UPDATE [Nov. 8, 2022]: There are currently court orders in place blocking DFPS investigations into PFLAG and its members across Texas.
- Learn more about PFLAG and how to protect yourself and your family.
- Stay up-to-date with any developments from the ACLU and our allies in Texas.
- Access the legal documents for Doe v. Abbott and our subsequent lawsuit, PFLAG v. Abbott.
A family in Texas has had a child welfare investigator arrive at their home due to a directive from Gov. Greg Abbott stating that providing lifesaving medical care to adolescent transgender youth is child abuse. This family — an employee of DFPS with a transgender child, her husband, and their transgender teen — has sued Gov. Abbott and the Texas Department of Family and Protective Services. Multiple families in Texas are under investigation and at risk of losing healthcare or being separated from their kids. Dr. Megan Mooney, a licensed psychologist who works with transgender youth and their families, also joined the lawsuit.

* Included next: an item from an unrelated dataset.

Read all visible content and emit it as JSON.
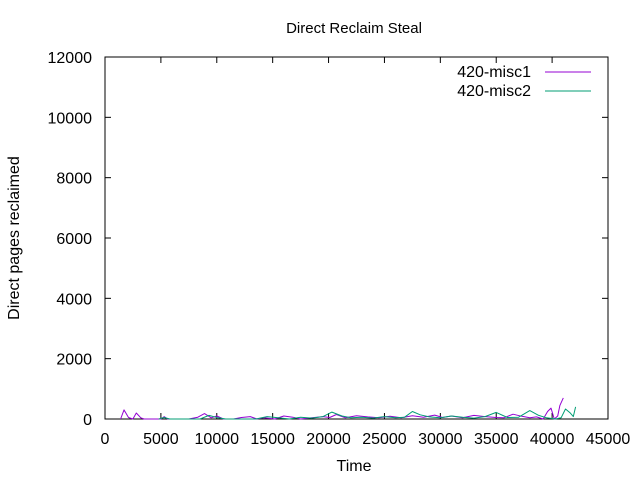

The lawsuit names Texas Gov. Greg Abbott, who recently issued a directive stating that providing gender-affirming care should be considered a form of child abuse. The suit also names DFPS Commissioner Jaime Masters and DFPS as defendants. The lawsuit includes claims that these recent directives were issued without proper authority, in violation of the Texas Administrative Procedures Act, the separation of powers requirements of the Texas Constitution, and the constitutional rights of transgender youth and their parents.
The lawsuit was filed on behalf of an employee of DFPS with a transgender child, her husband, and the teen herself. According to the complaint, an investigator for the state had already shown up at the family’s house. The family has filed the lawsuit anonymously. Dr. Megan Mooney, a licensed psychologist who is considered a mandatory reporter under Texas law and cannot comply with the governor’s directive without harming her clients and violating her ethical obligations, is also a plaintiff in the suit.
While doctors and medical organizations have been providing gender-affirming care to youth, including transgender youth, for decades, it has increasingly become a target of attacks from state lawmakers. After Arkansas became the first state to pass a ban on gender-affirming care for trans youth last year, a federal court blocked the law from being enforced. Dozens of states have proposed similar bill to what became law in Arkansas — including some like Alabama that have proposed criminal penalties for providing gender-affirming care to youth — but Texas is the only state saying providing this lifesaving care could lead to a child being removed from their family and placed in the foster care system.
The lawsuit was filed by the American Civil Liberties Union Jon L. Stryker and Slobodan Randjelović LGBTQ & HIV Project, the ACLU Women’s Rights Project, the ACLU of Texas, Lambda Legal, and the law firm of Baker Botts LLP.